Dans une démarche que l’on pourrait qualifier de para-archéologique, Meyer retrace l’histoire d’une charpente en ruine, autrefois école de rang. Il participe ensuite à la démolition du bâtiment – devenu garage agricole, puis abandonné depuis une vingtaine d’années – afin d’en extraire les matériaux pour en tirer une sculpture contemporaine reprenant la structure d’une rampe de skate. Il fait exister la jeunesse à travers des vestiges comme un appel à la pérennité, un cri d’espérance gueulé par Rochebeaucourt vers la relève (absente). Son œuvre est une réflexion pointue sur la transformation, l’éphémère et le lègue.

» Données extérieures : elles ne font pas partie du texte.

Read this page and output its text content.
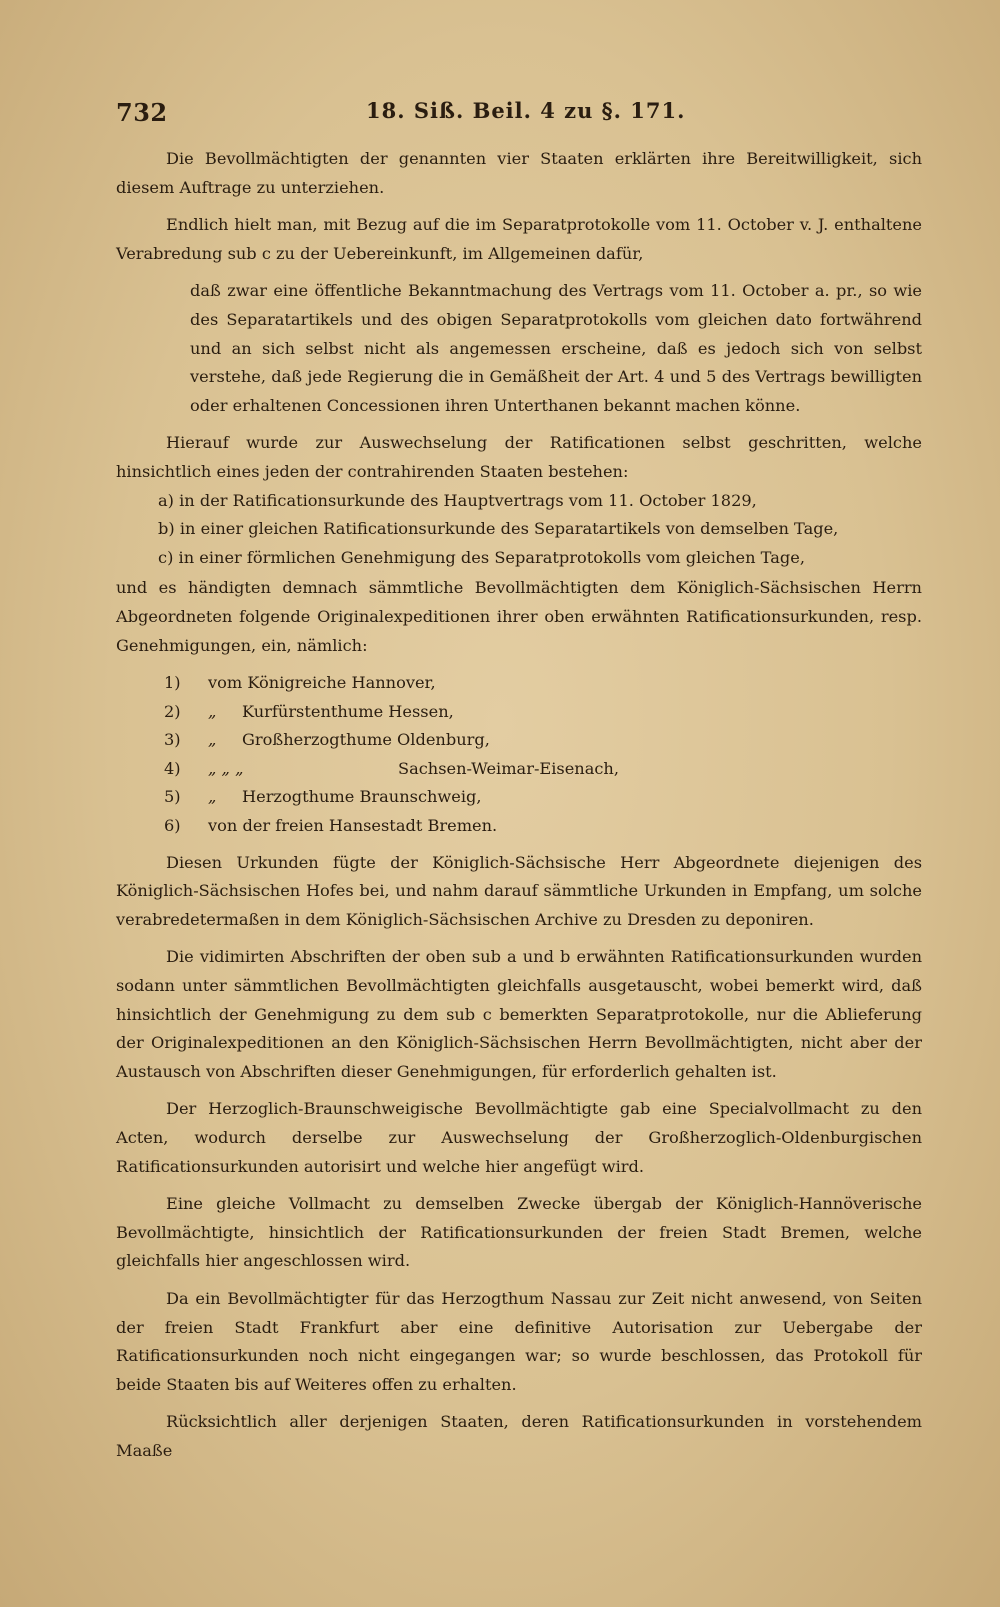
732	18. Siß. Beil. 4 zu §. 171.

Die Bevollmächtigten der genannten vier Staaten erklärten ihre Bereitwilligkeit, sich diesem Auftrage zu unterziehen.

Endlich hielt man, mit Bezug auf die im Separatprotokolle vom 11. October v. J. enthaltene Verabredung sub c zu der Uebereinkunft, im Allgemeinen dafür,

daß zwar eine öffentliche Bekanntmachung des Vertrags vom 11. October a. pr., so wie des Separatartikels und des obigen Separatprotokolls vom gleichen dato fortwährend und an sich selbst nicht als angemessen erscheine, daß es jedoch sich von selbst verstehe, daß jede Regierung die in Gemäßheit der Art. 4 und 5 des Vertrags bewilligten oder erhaltenen Concessionen ihren Unterthanen bekannt machen könne.

Hierauf wurde zur Auswechselung der Ratificationen selbst geschritten, welche hinsichtlich eines jeden der contrahirenden Staaten bestehen:

a) in der Ratificationsurkunde des Hauptvertrags vom 11. October 1829,
b) in einer gleichen Ratificationsurkunde des Separatartikels von demselben Tage,
c) in einer förmlichen Genehmigung des Separatprotokolls vom gleichen Tage,

und es händigten demnach sämmtliche Bevollmächtigten dem Königlich-Sächsischen Herrn Abgeordneten folgende Originalexpeditionen ihrer oben erwähnten Ratificationsurkunden, resp. Genehmigungen, ein, nämlich:

1)	vom Königreiche Hannover,
2)	„	Kurfürstenthume Hessen,
3)	„	Großherzogthume Oldenburg,
4)	„ „ „	Sachsen-Weimar-Eisenach,
5)	„	Herzogthume Braunschweig,
6)	von der freien Hansestadt Bremen.

Diesen Urkunden fügte der Königlich-Sächsische Herr Abgeordnete diejenigen des Königlich-Sächsischen Hofes bei, und nahm darauf sämmtliche Urkunden in Empfang, um solche verabredetermaßen in dem Königlich-Sächsischen Archive zu Dresden zu deponiren.

Die vidimirten Abschriften der oben sub a und b erwähnten Ratificationsurkunden wurden sodann unter sämmtlichen Bevollmächtigten gleichfalls ausgetauscht, wobei bemerkt wird, daß hinsichtlich der Genehmigung zu dem sub c bemerkten Separatprotokolle, nur die Ablieferung der Originalexpeditionen an den Königlich-Sächsischen Herrn Bevollmächtigten, nicht aber der Austausch von Abschriften dieser Genehmigungen, für erforderlich gehalten ist.

Der Herzoglich-Braunschweigische Bevollmächtigte gab eine Specialvollmacht zu den Acten, wodurch derselbe zur Auswechselung der Großherzoglich-Oldenburgischen Ratificationsurkunden autorisirt und welche hier angefügt wird.

Eine gleiche Vollmacht zu demselben Zwecke übergab der Königlich-Hannöverische Bevollmächtigte, hinsichtlich der Ratificationsurkunden der freien Stadt Bremen, welche gleichfalls hier angeschlossen wird.

Da ein Bevollmächtigter für das Herzogthum Nassau zur Zeit nicht anwesend, von Seiten der freien Stadt Frankfurt aber eine definitive Autorisation zur Uebergabe der Ratificationsurkunden noch nicht eingegangen war; so wurde beschlossen, das Protokoll für beide Staaten bis auf Weiteres offen zu erhalten.

Rücksichtlich aller derjenigen Staaten, deren Ratificationsurkunden in vorstehendem Maaße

Vieille école est ainsi une sculpture passagère qui s’est construite au gré de rencontres avec différentes communautés de l’Abitibi-Témiscamingue depuis l’automne 2022.

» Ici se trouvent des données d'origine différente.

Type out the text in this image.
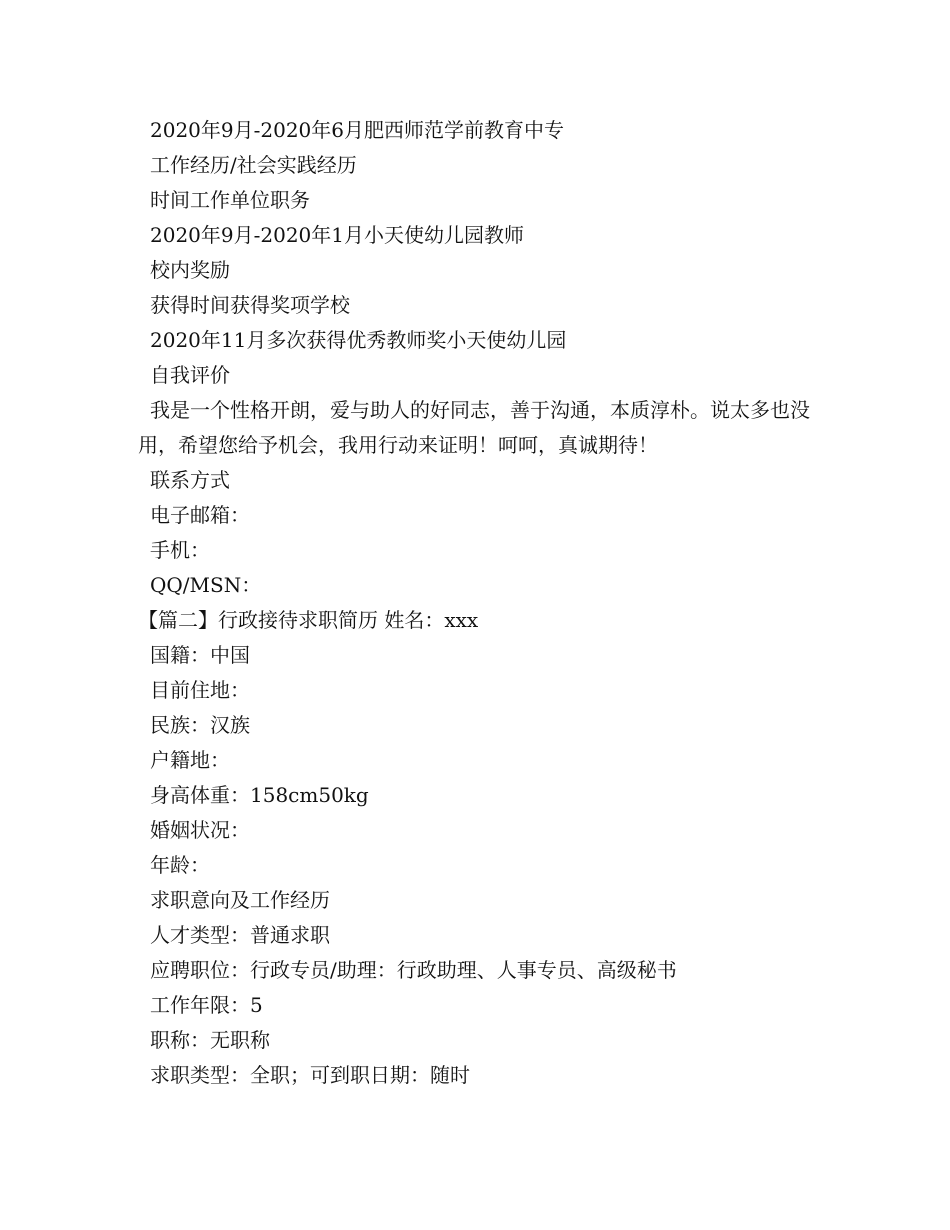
2020年9月-2020年6月肥西师范学前教育中专
工作经历/社会实践经历
时间工作单位职务
2020年9月-2020年1月小天使幼儿园教师
校内奖励
获得时间获得奖项学校
2020年11月多次获得优秀教师奖小天使幼儿园
自我评价
我是一个性格开朗，爱与助人的好同志，善于沟通，本质淳朴。说太多也没用，希望您给予机会，我用行动来证明！呵呵，真诚期待！
联系方式
电子邮箱：
手机：
QQ/MSN：
【篇二】行政接待求职简历 姓名：xxx
国籍：中国
目前住地：
民族：汉族
户籍地：
身高体重：158cm50kg
婚姻状况：
年龄：
求职意向及工作经历
人才类型：普通求职
应聘职位：行政专员/助理：行政助理、人事专员、高级秘书
工作年限：5
职称：无职称
求职类型：全职；可到职日期：随时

Le travail de Lieven Meyer est intime, identitaire et intuitif. Il crée en étant mû par le hasard des rencontres sur un territoire déterminé dans une temporalité indéfinie. Non sans humour et regard critique, l’artiste détourne le sens des objets et plante sa démarche dans des lieux aux histoires rompues.
(texte de Janie Lapierre)
Virginia Pesemapeo Bordeleau
Cibles/Targets
À la suite d’une collaboration avec des femmes autochtones invitées à broder leurs blessures dans l’espoir de les transcender, Virginia Pesemapeo Bordeleau s’attaque à un travail d’aiguille sororal et personnel. À l’avant-plan, une cible pour figurer l’œil d’un·e tireur·euse dans la lunette de visée derrière laquelle se trouve tantôt une femme guerrière, tantôt un enfant. Avec elles et eux, un animal psychopompe qui guide leurs âmes vers la lumière, l’apaisement. L’artiste nous remet l’arme entre les mains et nous place l’index sur la gâchette. En face, en point de mire, les individus disparus et assassinés. Un plongeon au tréfond de l’inconfort collectif pour se rappeler la violence tant qu’il le faudra.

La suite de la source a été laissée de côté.